福岡地裁小倉支部R6.2.13
従業員がサウジアラビア出張中の屋外作業で作業開始3日目から体調不良を訴え、以後休養をとったが、10日後に亡くなった。遺族は労災保険の支給を受けたが会社に安全配慮義務違反があったとして損害賠償請求訴訟を提起
→裁判所は熱中症が原因と判断。会社は、冷房の効いた休憩室に水やスポーツドリンク、梅干しや塩昆布等を準備したり、休憩時間を午前10時、正午、午後3時の3回、合計2時間と多めに確保したりするなど、一定の熱中症予防対策はしていたと認められる。しかしながら、本件工事現場は熱中症発生リスクの高い作業環境であったことからすれば、会社においては、水や食事の摂取状況を把握したり、作業開始時や休憩時はもちろん、作業中であっても、頻繁に巡視をして声をかけたりして、労働者の健康状態等を把握し、体調がすぐれない労働者については作業を中止させるなどの措置を講ずべき義務があった。本件では、体調不良を訴える前日の夕食時点で食欲不振の兆候が見られていたことからすれば、会社としては、翌日の体調や食事の摂取の有無について確認した上で、遅くとも、この従業員が昼食を摂取しなかったとの事実が生じた後の午後の作業開始時頃までには、作業を中止させるなどの措置を講ずべき義務があった。会社は、食事の摂取状況について把握をしておらず、作業中に声をかけるなどして体調を確認した形跡もない。会社に安全配慮義務違反ありとして、会社に約5000万円の賠償命令
※控訴審では理由付けの一部が変更されましたが、結論は維持されました。

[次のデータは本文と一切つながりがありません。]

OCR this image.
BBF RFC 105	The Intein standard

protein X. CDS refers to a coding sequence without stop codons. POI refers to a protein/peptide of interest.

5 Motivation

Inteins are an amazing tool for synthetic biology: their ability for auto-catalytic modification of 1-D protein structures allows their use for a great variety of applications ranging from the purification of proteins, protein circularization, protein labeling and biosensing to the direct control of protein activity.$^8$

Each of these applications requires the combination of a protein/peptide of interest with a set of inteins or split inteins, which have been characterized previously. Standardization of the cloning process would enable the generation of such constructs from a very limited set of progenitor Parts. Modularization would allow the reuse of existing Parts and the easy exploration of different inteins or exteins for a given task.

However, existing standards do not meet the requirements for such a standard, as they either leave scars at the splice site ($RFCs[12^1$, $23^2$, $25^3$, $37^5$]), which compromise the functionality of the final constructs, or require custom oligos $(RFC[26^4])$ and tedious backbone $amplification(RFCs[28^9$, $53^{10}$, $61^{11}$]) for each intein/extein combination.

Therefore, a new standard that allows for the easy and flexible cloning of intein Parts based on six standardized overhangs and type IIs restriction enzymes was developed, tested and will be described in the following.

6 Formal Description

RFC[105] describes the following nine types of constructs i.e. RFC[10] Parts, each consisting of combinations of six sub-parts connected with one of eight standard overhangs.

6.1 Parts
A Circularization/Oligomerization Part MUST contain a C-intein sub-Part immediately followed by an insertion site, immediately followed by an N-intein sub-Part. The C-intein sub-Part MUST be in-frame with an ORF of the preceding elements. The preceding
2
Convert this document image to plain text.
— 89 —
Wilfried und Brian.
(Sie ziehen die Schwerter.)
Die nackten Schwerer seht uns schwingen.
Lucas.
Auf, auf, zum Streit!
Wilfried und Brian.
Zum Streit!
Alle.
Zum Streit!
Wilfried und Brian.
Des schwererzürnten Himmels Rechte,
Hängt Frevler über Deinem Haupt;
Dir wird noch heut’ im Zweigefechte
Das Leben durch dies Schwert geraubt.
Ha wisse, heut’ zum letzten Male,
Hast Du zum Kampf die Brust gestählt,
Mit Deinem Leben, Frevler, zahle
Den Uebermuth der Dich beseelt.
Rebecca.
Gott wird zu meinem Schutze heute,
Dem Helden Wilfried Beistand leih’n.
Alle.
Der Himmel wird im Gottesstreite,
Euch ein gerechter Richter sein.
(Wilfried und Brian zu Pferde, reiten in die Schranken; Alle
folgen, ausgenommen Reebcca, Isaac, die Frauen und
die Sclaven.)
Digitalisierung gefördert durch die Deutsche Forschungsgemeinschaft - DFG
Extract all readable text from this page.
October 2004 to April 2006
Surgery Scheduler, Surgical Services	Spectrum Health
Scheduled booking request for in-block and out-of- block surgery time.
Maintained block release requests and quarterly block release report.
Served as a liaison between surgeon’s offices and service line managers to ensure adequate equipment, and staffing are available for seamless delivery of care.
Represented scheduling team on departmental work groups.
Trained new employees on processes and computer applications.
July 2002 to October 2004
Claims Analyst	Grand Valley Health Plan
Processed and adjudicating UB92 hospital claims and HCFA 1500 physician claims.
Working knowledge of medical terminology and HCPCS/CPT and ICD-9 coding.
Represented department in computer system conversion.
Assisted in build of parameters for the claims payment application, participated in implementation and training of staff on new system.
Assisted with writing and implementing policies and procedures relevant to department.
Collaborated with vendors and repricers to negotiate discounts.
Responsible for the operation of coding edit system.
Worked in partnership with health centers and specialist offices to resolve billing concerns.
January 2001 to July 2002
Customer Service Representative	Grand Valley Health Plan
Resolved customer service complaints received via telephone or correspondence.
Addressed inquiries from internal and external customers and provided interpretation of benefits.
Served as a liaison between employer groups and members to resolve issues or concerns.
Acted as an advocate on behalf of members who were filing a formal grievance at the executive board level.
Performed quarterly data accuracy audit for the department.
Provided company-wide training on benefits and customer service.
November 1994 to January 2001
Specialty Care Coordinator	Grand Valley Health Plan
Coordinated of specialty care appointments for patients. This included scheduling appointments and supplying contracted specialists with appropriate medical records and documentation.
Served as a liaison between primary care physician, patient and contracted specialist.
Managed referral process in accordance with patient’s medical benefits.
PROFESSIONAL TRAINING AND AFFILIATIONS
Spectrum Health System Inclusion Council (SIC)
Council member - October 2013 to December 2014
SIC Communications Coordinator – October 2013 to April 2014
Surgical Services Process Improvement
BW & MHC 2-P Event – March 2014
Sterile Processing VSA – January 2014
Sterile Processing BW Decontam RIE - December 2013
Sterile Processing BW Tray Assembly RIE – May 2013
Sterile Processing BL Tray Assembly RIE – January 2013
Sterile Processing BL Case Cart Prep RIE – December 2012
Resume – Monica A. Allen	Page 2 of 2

控訴審の判決は、「会社には、熱ストレスの客観的評価を行った上で的確に熱中症発症のリスク評価を行うことを前提に、労働者の健康状態等の管理に対する各別の配慮が求められ、熱中症発症に影響を与えるおそれがある事情として、労働者の睡眠状況や食事(特に、朝食)、水分及び塩分の摂取状況を的確に把握し、労働者の自覚症状にかかわらずその摂取を指導するなどして、熱中症の予防措置を的確に実施すべき注意義務があった」としたうえで、本件の総括責任者は、飲料水等の摂取や体を冷やす備品の装着等は労働者任せにしており、作業開始時や作業中及び休憩時において、労働者の自覚症状にかかわらず、その判断、自由に任せることなく、定期的に水分及び塩分の摂取状況や体を冷やすための備品の装着状況を確認し、指導等をしたとは認められないと指摘しています。